Hamburg. Über die künstliche Befruchtung und neue Methoden sprach das Abendblatt mit Dr. Wolf Michel, Reproduktionsmediziner im Gynaekologicum Hamburg.

Wie funktioniert die künstliche Befruchtung?

Der Frau entnommene Eizellen werden in der Petrischale oder durch Injektion in die Eizelle (ICSI) befruchtet. Hat sich daraus ein Embryo gebildet, wird er in die Gebärmutter der Frau eingesetzt. Laut dem Embryonenschutzgesetz dürfen in Deutschland maximal drei Embryonen eingesetzt werden. In Hamburg dürfen laut einer Regelung der Ärztekammer Frauen bis zum 35. Lebensjahr nur zwei Embryonen eingesetzt werden, um Mehrlingsschwangerschaften zu vermeiden. Die Schwangerschaftsrate eines Transfers von zwei bis drei Embryonen liegt bei 30 Prozent.

Gibt es neue Verfahren?

Die Präimplantationsdiagnostik, bei der Embryonen vor dem Einsetzen in die Gebärmutter auf schwere Krankheiten untersucht werden, ist jetzt nach dem Gesetz in Deutschland bei schwerwiegenden Gründen erlaubt. Aber es fehlt noch an den Ausführungsbestimmungen, sodass diese Methode noch nicht anwendbar ist. So sind bis jetzt noch keine Kommissionen eingerichtet worden, die über die Zulässigkeit bei einzelnen Erkrankungen und Anträge entscheiden.

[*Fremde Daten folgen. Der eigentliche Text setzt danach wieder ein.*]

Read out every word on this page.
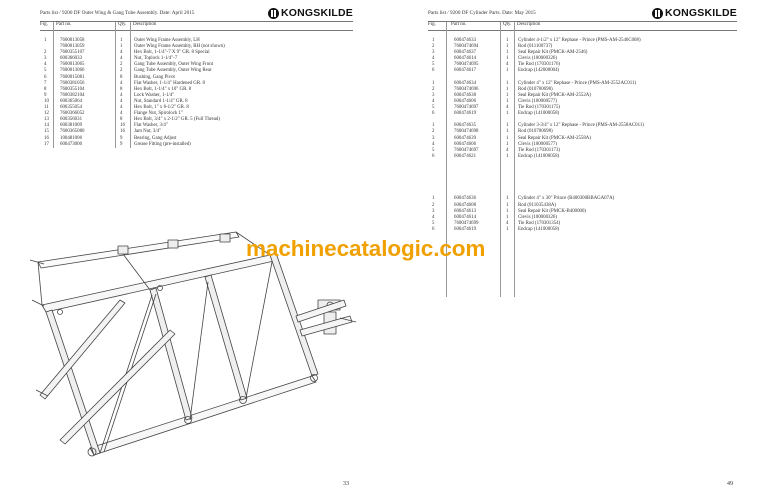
Parts list / 9200 DF Outer Wing & Gang Tube Assembly. Date: April 2015	KONGSKILDE
Fig. Part no.	Qty. Description
1	7600013058	1 Outer Wing Frame Assembly, LH
7600013059	1 Outer Wing Frame Assembly, RH (not shown)
2	7600355107	4 Hex Bolt, 1-1/4"-7 X 9" GR. 8 Special
3	600366033	4 Nut, Toplock 1-1/4"-7
4	7600013065	2 Gang Tube Assembly, Outer Wing Front
5	7600013066	2 Gang Tube Assembly, Outer Wing Rear
6	7600015081	8 Bushing, Gang Pivot
7	7600381056	4 Flat Washer, 1-1/4" Hardened GR. 8
8	7600355104	8 Hex Bolt, 1-1/4" x 10" GR. 8
9	7600382104	4 Lock Washer, 1-1/4"
10 600365064	4 Nut, Standard 1-1/4" GR. 8
11 600355054	4 Hex Bolt, 1" x 6-1/2" GR. 8
12 7600366052	4 Flange Nut, Spirolock 1"
13 600356031	8 Hex Bolt, 3/4" x 2-1/2" GR. 5 (Full Thread)
14 600381009	16 Flat Washer, 3/4"
15 7600365080	16 Jam Nut, 3/4"
16 100481006	9 Bearing, Gang Adjust
17 600473000	9 Grease Fitting (pre-installed)
33
Parts list / 9200 DF Cylinder Parts. Date: May 2015	KONGSKILDE
Fig.	Part no.	Qty. Description
1	600474633	1 Cylinder 4-1/2" x 12" Rephase - Prince (PMS-AM-2546C008)
2	7600474694	1 Rod (011100737)
3	600474637	1 Seal Repair Kit (PMCK-AM-2546)
4	600474614	1 Clevis (100000326)
5	7600474695	4 Tie Rod (170301176)
6	600474617	1 Endcap (142000004)
1	600474634	1 Cylinder 4" x 12" Rephase - Prince (PMS-AM-2552AC011)
2	7600474696	1 Rod (010700698)
3	600474638	1 Seal Repair Kit (PMCK-AM-2552A)
4	600474606	1 Clevis (100000577)
5	7600474697	4 Tie Rod (170301175)
6	600474619	1 Endcap (141000058)
1	600474635	1 Cylinder 3-3/4" x 12" Rephase - Prince (PMS-AM-2558AC011)
2	7600474698	1 Rod (010700698)
3	600474639	1 Seal Repair Kit (PMCK-AM-2558A)
4	600474606	1 Clevis (100000577)
5	7600474697	4 Tie Rod (170301173)
6	600474621	1 Endcap (141000058)
1	600474636	1 Cylinder 4" x 30" Prince (B400300BBAGA07A)
2	600474608	1 Rod (011035438A)
3	600474613	1 Seal Repair Kit (PMCK-B400000)
4	600474614	1 Clevis (100000326)
5	7600474699	4 Tie Rod (170301354)
6	600474619	1 Endcap (141000058)
49
machinecatalogic.com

Es gibt eine neue Einfriermethode, die sogenannte Vitrifikation, die es erlaubt, Gewebe innerhalb so kurzer Zeit auf minus 197 Grad herunterzukühlen, dass es nicht mehr zur Bildung von Eiskristallen kommt. Mit dieser Methode können jetzt auch unbefruchtete Eizellen eingefroren werden, was bisher nicht möglich war. Das könnte in den kommenden Jahren bedeutsam für Krebspatientinnen werden, die sich einer Chemotherapie unterziehen müssen. Bei ihnen besteht bisher die Möglichkeit, Eierstockgewebe zu entnehmen und nach der Therapie wieder zurückzuverpflanzen. Es hat sich aber gezeigt, dass die Methode oft nicht gut funktioniert. Zudem besteht das Risiko, dass sich in den eingefrorenen Gewebestücken ebenfalls Tumorzellen befinden. Für diese Frauen könnte die neue Methode eine Alternative sein. Die entnommenen Eizellen können auf unbegrenzte Zeit eingefroren werden, werden dann aufgetaut, mit dem Sperma des Partners befruchtet und in die Gebärmutter eingesetzt.

Hat die Zahl derjenigen Paare, die eine künstliche Befruchtung wünschen, zugenommen?

Im Gynaekologicum hat diese Zahl in den vergangenen zwei Jahren um 30 bis 40 Prozent zugenommen. Auch an anderen Hamburger Zentren gibt es eine Zunahme. Das liegt zum einen an der guten wirtschaftlichen Situation vieler Paare. Zudem kommen zunehmend ältere Frauen über 40, weil sie hoffen, durch die Fortschritte in der Medizin doch noch schwanger werden zu können. Vorbilder sind vor allem Frauen in anderen Ländern, die durch Eizellspenden schwanger werden. Diese ist aber in Deutschland nicht erlaubt.